“The Psychedelic Wedding” by Angel Uriel Perales

Everybody attended, my entire family, to witness this spötterei of love, my enduring humiliation, the sad little wedding fiasco. They came far from exotic places such as Puerto Rico, and they came from closer corners of the nation such as Florida and California. Monies were spent on my behalf. Vacations rearranged. Wedding gifts bought. 

What could not be ignored was that my fiancee’s half of the church was aghast at the jibber-jabbering polyglot emanating from my side. And my side was tense and concerned at the consternation emanating from her side. The swollen week was culminating into a calamitous crescendo of clusterfuck proportions.

My friends were there as well. The happily married ones, the bitter divorcees, the laughing bachelors. I swear they were placing bets, gambling on the longevity of our commitment. An ex-girlfriend walked in late, attracting attention.
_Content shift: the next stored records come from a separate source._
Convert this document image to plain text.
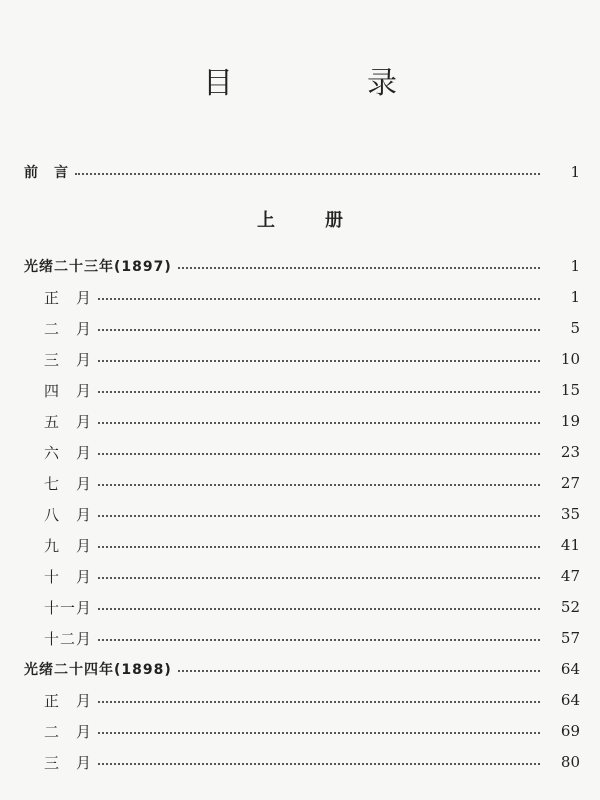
目　录
前　言	1
上　册
光绪二十三年(1897)	1
正　月	1
二　月	5
三　月	10
四　月	15
五　月	19
六　月	23
七　月	27
八　月	35
九　月	41
十　月	47
十一月	52
十二月	57
光绪二十四年(1898)	64
正　月	64
二　月	69
三　月	80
She had tempted and tested my amorous resolve two weeks previous, the siren, the hussy siren, and then simply looked winded, patulous, almost dyspneal in the wake of my rejection.

The preacher was rote, the kiss of little note, and a psychedelic sheen began to transform all the colors surrounding me as I tried to keep anxious sweat from stinging my eyes. Her father openly wept, mine was thin-lipped and pale. And some crazy lyric from Crowded House got stuck in my head: …in the paper today tales of war and of waste but you turn right over to the TV page…
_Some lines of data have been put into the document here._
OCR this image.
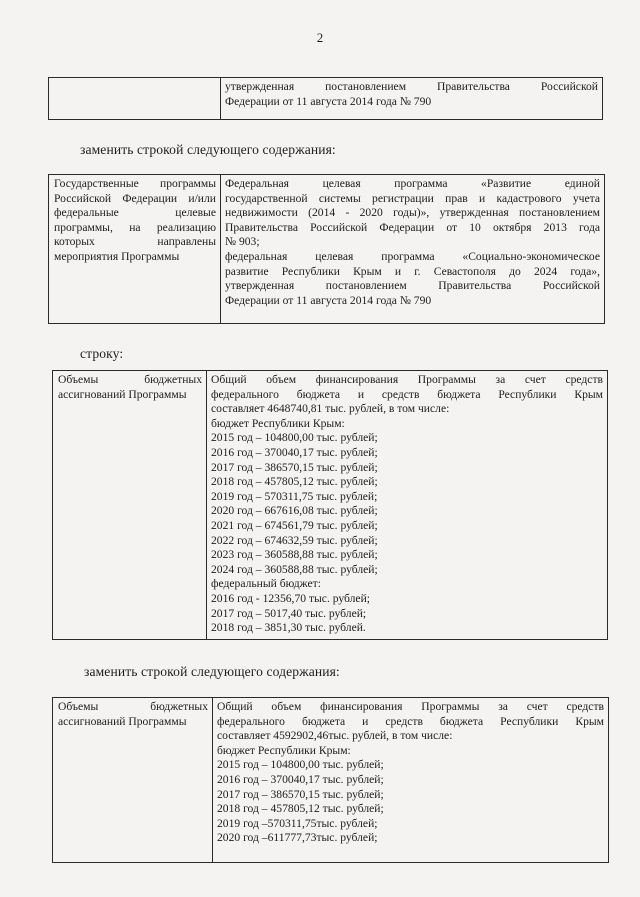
2
утвержденная постановлением Правительства Российской
Федерации от 11 августа 2014 года № 790
заменить строкой следующего содержания:
Государственные программы
Российской Федерации и/или
федеральные целевые
программы, на реализацию
которых направлены
мероприятия Программы
Федеральная целевая программа «Развитие единой
государственной системы регистрации прав и кадастрового учета
недвижимости (2014 - 2020 годы)», утвержденная постановлением
Правительства Российской Федерации от 10 октября 2013 года
№ 903;
федеральная целевая программа «Социально-экономическое
развитие Республики Крым и г. Севастополя до 2024 года»,
утвержденная постановлением Правительства Российской
Федерации от 11 августа 2014 года № 790
строку:
Объемы бюджетных
ассигнований Программы
Общий объем финансирования Программы за счет средств
федерального бюджета и средств бюджета Республики Крым
составляет 4648740,81 тыс. рублей, в том числе:
бюджет Республики Крым:
2015 год – 104800,00 тыс. рублей;
2016 год – 370040,17 тыс. рублей;
2017 год – 386570,15 тыс. рублей;
2018 год – 457805,12 тыс. рублей;
2019 год – 570311,75 тыс. рублей;
2020 год – 667616,08 тыс. рублей;
2021 год – 674561,79 тыс. рублей;
2022 год – 674632,59 тыс. рублей;
2023 год – 360588,88 тыс. рублей;
2024 год – 360588,88 тыс. рублей;
федеральный бюджет:
2016 год - 12356,70 тыс. рублей;
2017 год – 5017,40 тыс. рублей;
2018 год – 3851,30 тыс. рублей.
заменить строкой следующего содержания:
Объемы бюджетных
ассигнований Программы
Общий объем финансирования Программы за счет средств
федерального бюджета и средств бюджета Республики Крым
составляет 4592902,46тыс. рублей, в том числе:
бюджет Республики Крым:
2015 год – 104800,00 тыс. рублей;
2016 год – 370040,17 тыс. рублей;
2017 год – 386570,15 тыс. рублей;
2018 год – 457805,12 тыс. рублей;
2019 год –570311,75тыс. рублей;
2020 год –611777,73тыс. рублей;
And I looked at my bride, looked at my bride and assured myself that I loved her more than anything in the world. I did love her unsoundly, without boundaries, away from those that still sought to define us. Some time into our courtship we had surpassed ourselves, our painted backgrounds, our inherent fears, even all our influential atmosphere, and we merged into an indescribable and frightening intimacy, panoptic, bringing me hope indefatigable. She accepted and desired me and all I could feel was inexhaustible hope. And the rest of the song fell into place in my head: …they come to build a wall between us. We know they won’t win…

But as the old adage proves true, when you marry, you marry the whole family. Shortly after returning from the honeymoon to our new house, the marriage was over. 52 days, as a matter of punctilious fact. 52 days before the house of cards crumbled. I object! Protesta! The deck was stacked. Then the deck was shuffled. Somebody marked the jokers. My joker has a curled devil’s tail and is holding his gut from laughing so hard. Her joker sits turned away with her face in her hands, a box of tissue by her side. The game was a sham, Your Honor, and we demand our loss of honor returned. Duly noted, Valentinus, and denied.